I am using 2 years old Yamaha HTR 3065 AVR (same as RX-v373) along with speaker package NS-P20. 
Recently I started to notice the yamaha subwoofer sound is not insynch with music...even though subwoofer is working and test connection working. I have tried to adjust the subwoofer volume. The issue is while listening music the output from subwoofer is noisy and punch is there, but it is align with the music....subwoofer punch/bass disturbs the listening music...

Is anyway we can check the subwoofer is working fine for all range?


----------



## tonyvdb (Sep 5, 2007)

There are a number of things I can think of that may be causing this issue. 
First of all have you ran the YAPO room correction? If you have did you adjust the "distance" setting from where it had set it?

Another possibility is that the crossover is set to high and your able to "localize" where the bass is coming from. This ideally should not be set higher than 80Hz

Thirdly, it could be blown if you have been running the volume too high. Those Yamaha subs are not the largest subs and cant handle being driven to loud.


----------



## michealjohn (Jan 27, 2013)

Yes I have already tried with YPAO corrections.
Only thing which I have noticed the crossover is at 160Hz...not sure I have recently changed to 160Hz..
I will try to minimize to 80Hz and will check. As far as the sub woofer volume, the back volume at the subwoofer is at 50%. The subwoofer level set at 0.0 dB. Subwoofer phase is NORMAL and ExtraBass is off.

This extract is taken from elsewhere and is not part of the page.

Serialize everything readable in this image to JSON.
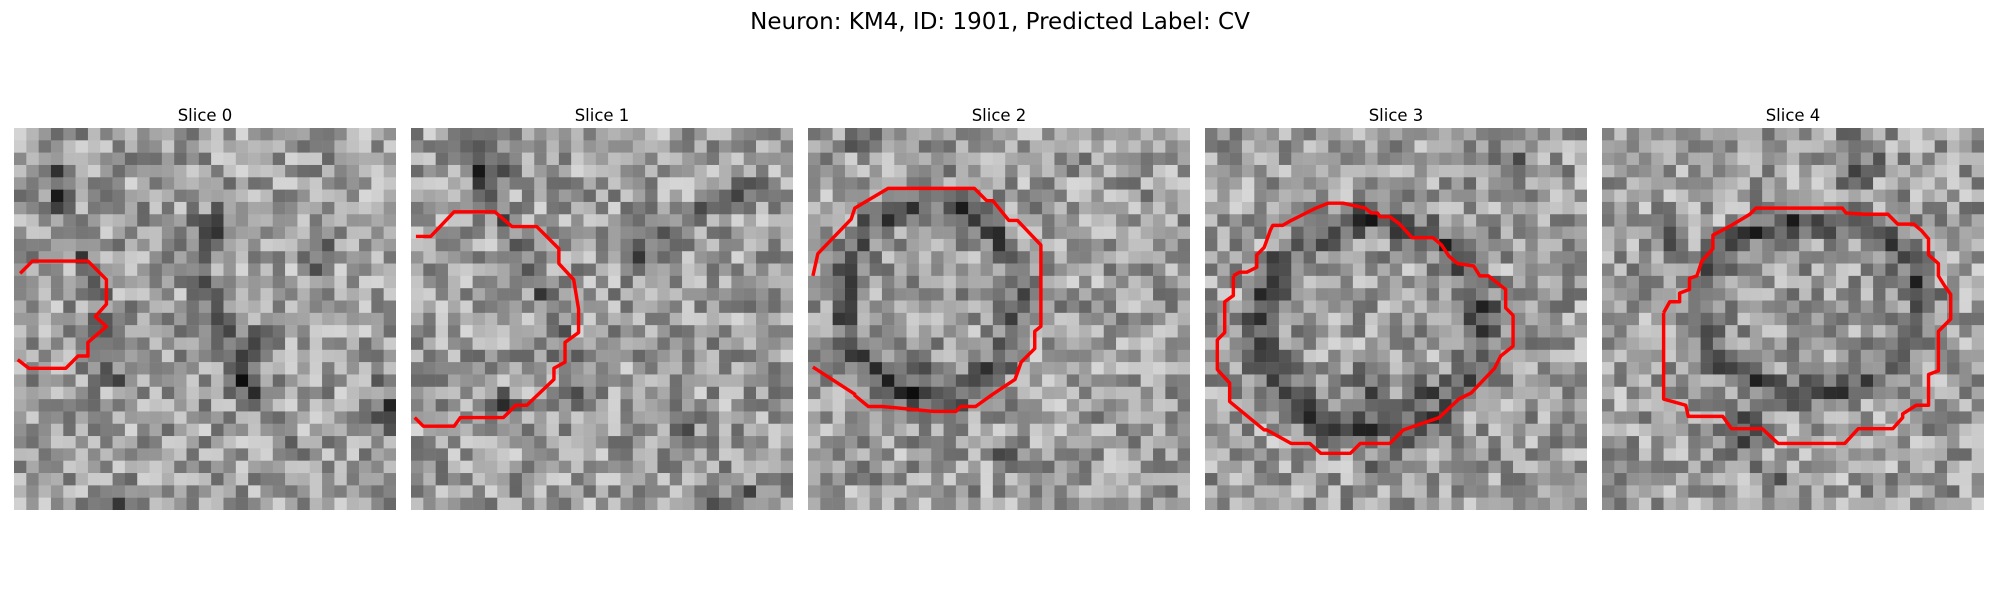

Recently I have just tried with different equalizer setup like GEQ and PEQ, but Equalizer is currently in off only.
Let me try with crossover setup....thanks a lot for quick reply


----------



## michealjohn (Jan 27, 2013)

I am just want to do YPAO correction and noticed the manual as below for preparing for YPAO.

"Turn on the subwoofer and set the volume to half. If the cross-over frequency is adjustable, set it maximum."

Do I need to set it to full volume or half?


----------



## michealjohn (Jan 27, 2013)

I ran YPAO correction.
I set subwoofer ( backside knob) volume to half.

Measurement Finished
Result
3/2/1.0ch
1.85/4.30m
-3.5/+2.0dB

My room is small (13 ft * 11ft)

Below are the speaker setup after the auto setup.
Configuration:
----------------
Subwoofer - Use
Front - small
Center - small
Surround - small
Crossover - 160Hz ( it is automatically changed to 160Hz from 80Hz)
Subwoofer phase - Normal
Extra Bass - Off


Distance
---------
Unit - Feet
Front L - 8.6 ft (correct)
Front R - 9.0 ft (correct)
Center - 8.0 ft. (correct)
Surround L - 8.0 ft (correct)
Surround R - 6.2 ft (correct)
Subwoofer - 14.2 ft (NOT CORRECT. it is only 9.5 ft away from LP. Do I need to change it manually ?)

Level
-------
Front L 0.0dB
Front R -0.5dB
Center -1.0dB
Surround L +1.5dB
Surround R +2.0dB
Subwoofer -3.5dB

Equalizer
----------
EQ select - PEQ


----------



## tonyvdb (Sep 5, 2007)

No do not touch the distance settings on any speakers or subs as the distance is also calculating room delay and how long the sound takes to get to the seating position. My sub is only 6ft away from me however it reads in the setup as 11ft away. And sounds best that way.


----------